Lake Bonneville - Department of the Interior Monographs of the United States Geological Survey Volume 1. 51st Congress, 1st Session. House of Representatives. Mis. Doc. No. 194. (The Miscellaneous Documents of the House of Representatives for the First S
Place Published: Washington DC
Publisher: Government Printing Office
Date Published: 1890-1891
Edition: Original Department of the Interior Monograph
Binding: Leather bound
Book Id: 45977
438pp. Folio [29.5 cm] Full light brown leather with only partially remaining gilt stamped title labels on the spine, and decorative borders on the covers. Good. Ex-library, with a single library label on the front pastedown. The extremities are rubbed, and there are a handful of small dark stains on the spine. There are a couple of very long thin stains on the covers as well. The longer stain measures 10 inches long. There are several small scrapes in the leather of the front cover, there is a short chip in the leather at the head of the spine, and there is a 1/2 inch crack in the leather at the foot of the spine along the front joint. The underlying boards are exposed at the corners. The title page has been professionally tipped in. The fore edges of the pages at the very beginning and end of the text are brittle and chipped. There is a 1 inch long closed tear in the fore edge margin of the front flyleaf. The text block is cracked multiple times, however the book is still very sturdy. Missing plate XI, plate XIV, and plate XXIII. With the map laid in at the rear, in very good condition. There are multiple small chips and closed tears along the edges and folds, the longest closed tear measuring 4" long. Flake 3564a.

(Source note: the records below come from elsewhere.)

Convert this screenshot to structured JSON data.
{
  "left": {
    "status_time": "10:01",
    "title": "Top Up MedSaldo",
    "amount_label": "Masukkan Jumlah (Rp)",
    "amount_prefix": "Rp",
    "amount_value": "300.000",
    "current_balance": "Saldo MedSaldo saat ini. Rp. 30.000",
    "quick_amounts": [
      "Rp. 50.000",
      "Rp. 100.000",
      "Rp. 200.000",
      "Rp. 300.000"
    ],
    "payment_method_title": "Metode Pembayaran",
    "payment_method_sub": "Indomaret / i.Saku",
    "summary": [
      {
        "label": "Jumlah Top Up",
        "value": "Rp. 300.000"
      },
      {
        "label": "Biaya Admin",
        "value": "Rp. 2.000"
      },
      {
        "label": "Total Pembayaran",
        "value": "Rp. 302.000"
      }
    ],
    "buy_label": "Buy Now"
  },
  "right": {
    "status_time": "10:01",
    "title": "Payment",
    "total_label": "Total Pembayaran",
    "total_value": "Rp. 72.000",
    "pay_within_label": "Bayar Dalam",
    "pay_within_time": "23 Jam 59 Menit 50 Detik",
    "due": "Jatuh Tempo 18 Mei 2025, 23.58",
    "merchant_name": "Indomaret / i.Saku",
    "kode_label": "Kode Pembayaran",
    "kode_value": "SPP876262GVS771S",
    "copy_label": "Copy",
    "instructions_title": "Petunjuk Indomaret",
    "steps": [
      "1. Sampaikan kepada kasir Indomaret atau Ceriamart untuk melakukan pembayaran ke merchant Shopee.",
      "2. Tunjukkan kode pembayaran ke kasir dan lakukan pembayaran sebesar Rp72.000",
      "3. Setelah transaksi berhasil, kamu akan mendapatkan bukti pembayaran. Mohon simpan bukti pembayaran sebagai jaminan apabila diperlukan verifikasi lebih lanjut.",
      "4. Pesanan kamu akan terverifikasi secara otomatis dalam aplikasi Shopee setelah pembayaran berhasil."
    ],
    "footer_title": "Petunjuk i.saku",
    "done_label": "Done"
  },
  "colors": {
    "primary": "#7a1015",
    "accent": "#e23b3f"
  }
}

Gilbert worked primarily in Utah for Wheeler and Powell, where he studied the geomorphology, stratigraphy, and structural geology of the Great Basin region. He observed two types of mountain building--fault-block uplift and laccolith doming. He is also credited with naming ancient Lake Bonneville, whose raised shorelines he used to demonstrate crustal isostasy. In 1879, he joined the new USGS and carried on with Lake Bonneville field work under King.